Infatti, come scrive oggi il Corriere del Ticino, l'esame autoptico eseguito sulla salma ha indicato che il decesso deve essere avvenuto tra la 1 e le 13 di sabato, quindi il giorno successivo all'occultamento del cadavere da parte del 42enne.
Questi, ricordiamo, sosteneva di aver trovato la maestra già morta nella sua casa di Stabio e di averne gettato il corpo nel bosco per evitare un dispiacere ai parenti. Ma gli inquirenti sono ormai certi che il decesso di Nadia è avvenuto in Italia e che quindi il cognato l'ha trovata ancora in vita. Anche perché, come certificano le immagini della videosorveglianza, egli ha varcato il confine a San Pietro di Stabio con il cadavere in auto attorno alle 20 di venerdì sera, quindi molto prima del decesso. È tuttavia possibile che il 42enne abbia ritenuto che la maestra fosse già morta, nonostante non lo fosse.

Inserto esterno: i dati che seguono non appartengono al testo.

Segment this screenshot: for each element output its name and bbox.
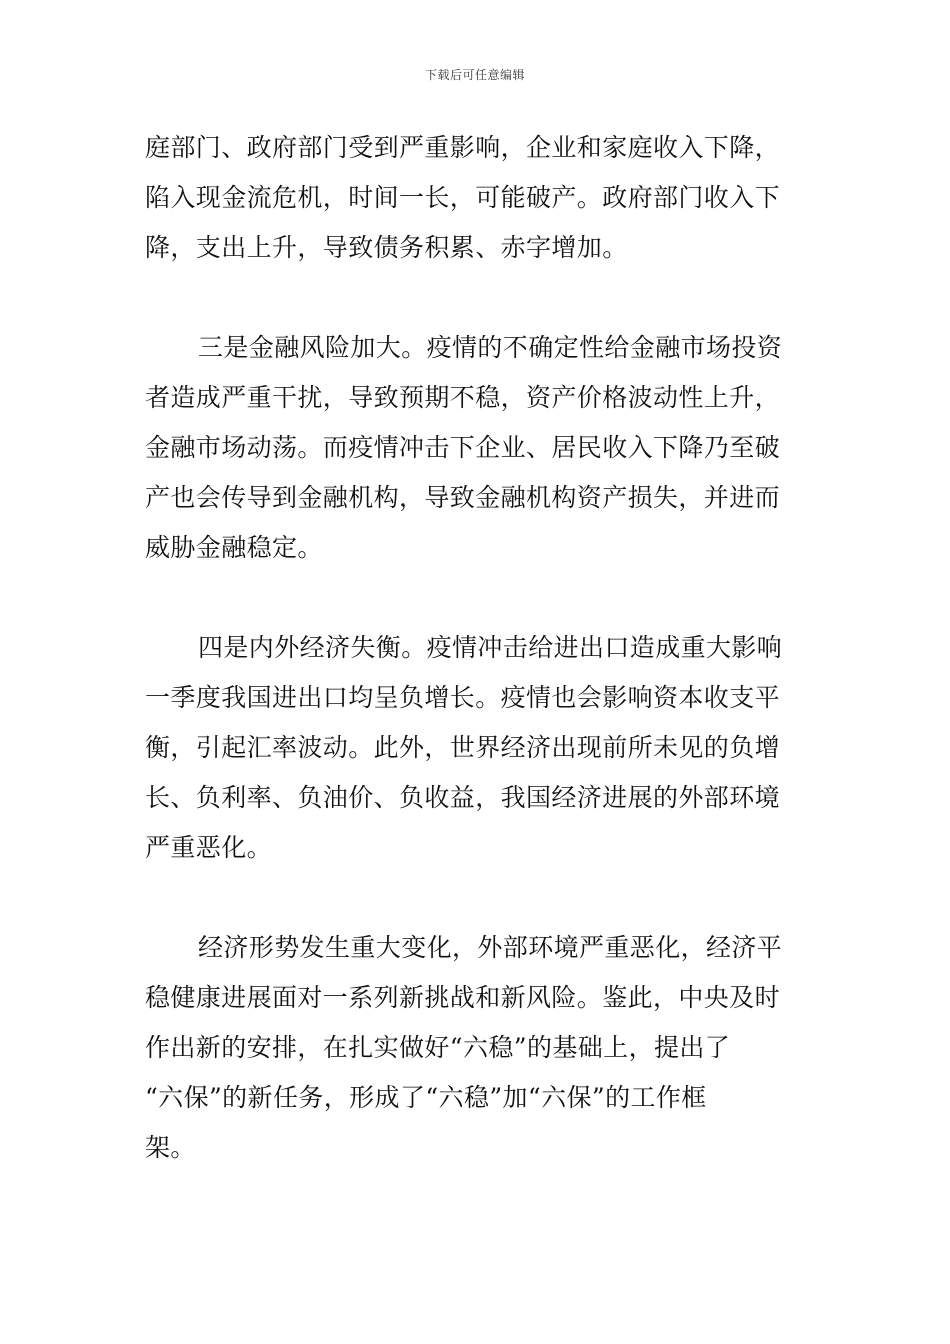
paragraph-2-line-1: 三是金融风险加大。疫情的不确定性给金融市场投资 (198, 333, 783, 362)
paragraph-3-line-2: 一季度我国进出口均呈负增长。疫情也会影响资本收支平 (145, 683, 781, 712)
paragraph-3-line-1: 四是内外经济失衡。疫情冲击给进出口造成重大影响 (198, 633, 783, 662)
page-header: 下载后可任意编辑 (424, 68, 525, 82)
paragraph-2-line-5: 威胁金融稳定。 (145, 533, 323, 562)
paragraph-3-line-5: 严重恶化。 (145, 833, 273, 862)
paragraph-4-line-4: “六保”的新任务，形成了“六稳”加“六保”的工作框 (145, 1083, 707, 1112)
paragraph-4-line-2: 稳健康进展面对一系列新挑战和新风险。鉴此，中央及时 (145, 983, 781, 1012)
paragraph-4-line-3: 作出新的安排，在扎实做好“六稳”的基础上，提出了 (145, 1033, 731, 1062)
paragraph-4-line-5: 架。 (145, 1133, 196, 1162)
paragraph-1-line-3: 降，支出上升，导致债务积累、赤字增加。 (145, 233, 628, 262)
paragraph-2-line-2: 者造成严重干扰，导致预期不稳，资产价格波动性上升， (145, 383, 781, 412)
paragraph-2-line-3: 金融市场动荡。而疫情冲击下企业、居民收入下降乃至破 (145, 433, 781, 462)
paragraph-3-line-3: 衡，引起汇率波动。此外，世界经济出现前所未见的负增 (145, 733, 781, 762)
paragraph-1-line-1: 庭部门、政府部门受到严重影响，企业和家庭收入下降， (145, 133, 781, 162)
paragraph-2-line-4: 产也会传导到金融机构，导致金融机构资产损失，并进而 (145, 483, 781, 512)
paragraph-4-line-1: 经济形势发生重大变化，外部环境严重恶化，经济平 (198, 933, 783, 962)
paragraph-3-line-4: 长、负利率、负油价、负收益，我国经济进展的外部环境 (145, 783, 781, 812)
paragraph-1-line-2: 陷入现金流危机，时间一长，可能破产。政府部门收入下 (145, 183, 781, 212)
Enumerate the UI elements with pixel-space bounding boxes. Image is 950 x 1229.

Per quanto riguarda le modalità dell'omicidio, la pista più probabile resta quella del soffocamento, anche se maggiori dettagli potrebbero emergere dalla seconda autopsia, disposta dalla procuratrice Pamela Pedretti una volta che, ieri, la salma è tornata in Svizzera. Nulla di nuovo, infine, in merito al movente, tuttora avvolto nel mistero.